Nachdem die Diskussion um die neue Vodafone-Kampagne kein Ende nimmt, muss ich auch noch mal ran: Das Schöne ist ja, dass es mal wieder so richtig was zu diskutieren gibt im Web2.0. Nach Zensursula hatte ich schon befürchtet, dass das große Sommerloch ausbricht – oder relevante Themen diskutiert werden: Das unverschämte Verhalten der gerade mal so durch Staatsgelder geretteten Banken, ein Unternehmen, das sich unfähig erweist, ein Atomkraftwerk zu betreiben oder die Wahl einer offenbar zu selten anwesenden Politikerin zur Vizepräsidentin des EU-Parlaments.
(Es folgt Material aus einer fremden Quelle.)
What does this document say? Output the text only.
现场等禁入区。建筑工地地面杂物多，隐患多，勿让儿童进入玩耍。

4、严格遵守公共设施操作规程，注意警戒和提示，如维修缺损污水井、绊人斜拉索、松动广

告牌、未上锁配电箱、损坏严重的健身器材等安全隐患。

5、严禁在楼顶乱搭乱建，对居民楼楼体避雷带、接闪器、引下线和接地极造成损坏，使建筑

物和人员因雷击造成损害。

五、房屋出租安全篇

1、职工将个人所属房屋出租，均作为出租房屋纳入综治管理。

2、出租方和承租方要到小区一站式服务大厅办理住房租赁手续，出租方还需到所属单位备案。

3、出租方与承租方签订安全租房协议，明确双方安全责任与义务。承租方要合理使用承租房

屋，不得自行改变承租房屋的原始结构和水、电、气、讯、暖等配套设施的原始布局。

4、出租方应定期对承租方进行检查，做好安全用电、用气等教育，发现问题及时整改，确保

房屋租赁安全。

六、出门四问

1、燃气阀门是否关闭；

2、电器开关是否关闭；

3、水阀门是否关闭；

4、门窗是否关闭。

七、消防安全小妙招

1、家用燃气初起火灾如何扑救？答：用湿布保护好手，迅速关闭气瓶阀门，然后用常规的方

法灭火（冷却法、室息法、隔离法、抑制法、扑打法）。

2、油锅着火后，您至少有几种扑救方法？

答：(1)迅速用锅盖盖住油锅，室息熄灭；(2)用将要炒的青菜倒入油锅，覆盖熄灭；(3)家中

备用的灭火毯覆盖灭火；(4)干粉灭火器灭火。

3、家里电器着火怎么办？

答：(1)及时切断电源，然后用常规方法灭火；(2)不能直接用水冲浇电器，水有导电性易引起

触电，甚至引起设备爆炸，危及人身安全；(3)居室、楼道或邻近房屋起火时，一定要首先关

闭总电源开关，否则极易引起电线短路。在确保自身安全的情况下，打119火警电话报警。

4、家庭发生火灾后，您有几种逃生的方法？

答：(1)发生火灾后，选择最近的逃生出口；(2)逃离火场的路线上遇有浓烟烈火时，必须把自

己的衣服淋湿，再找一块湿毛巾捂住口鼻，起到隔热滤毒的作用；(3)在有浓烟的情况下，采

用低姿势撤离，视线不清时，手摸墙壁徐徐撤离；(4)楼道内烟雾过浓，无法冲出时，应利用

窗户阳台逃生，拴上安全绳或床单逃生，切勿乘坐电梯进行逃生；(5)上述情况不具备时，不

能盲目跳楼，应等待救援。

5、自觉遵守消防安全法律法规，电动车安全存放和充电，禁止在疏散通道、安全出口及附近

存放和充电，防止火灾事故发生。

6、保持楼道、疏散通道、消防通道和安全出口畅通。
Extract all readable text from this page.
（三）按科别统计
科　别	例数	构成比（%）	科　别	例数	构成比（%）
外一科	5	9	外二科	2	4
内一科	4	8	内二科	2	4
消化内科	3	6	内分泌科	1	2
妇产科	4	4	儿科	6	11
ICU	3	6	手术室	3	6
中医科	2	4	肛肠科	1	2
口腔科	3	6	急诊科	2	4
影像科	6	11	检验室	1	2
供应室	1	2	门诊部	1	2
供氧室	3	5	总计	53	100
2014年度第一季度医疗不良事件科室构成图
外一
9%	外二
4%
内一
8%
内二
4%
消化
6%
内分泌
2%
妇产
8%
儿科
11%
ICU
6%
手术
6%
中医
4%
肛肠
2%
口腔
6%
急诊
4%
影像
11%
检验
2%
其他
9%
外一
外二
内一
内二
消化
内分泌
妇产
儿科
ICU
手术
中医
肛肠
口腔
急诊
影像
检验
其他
Und in 75 Tagen ist ja auch schon wieder Bundestagswahl!
Aber zum Glück haben die Web2.0-Selbstdarsteller schnell ihr Lieblingsthema wiedergefunden: Sich selbst.
Und somit wird Zensur und Piratenpartei schnell verdrängt, Sascha Lobo und Don Alphonso liefern sich einen lustigen Schlagabtausch, wobei der Don mal wieder zu Hochform aufläuft. Alles schön und gut im Web2.0.
Dabei ist die Debatte eigentlich absurd: Diejenigen, die sich ohnehin im Web2.0 bewegen, kennen die Vodafone-Angebote und -Preise gut genug, um nicht blind viel zu teure Verträge (DSL, Mobile) abzuschließen, nur weil sie als „Generation Upload“ emotionalisiert werden. (Ich entschuldige mich für diese Marketing-Sprache!) Für sie wären niedrigere Preise und neue Angebote die bessere Vodafone-Werbung.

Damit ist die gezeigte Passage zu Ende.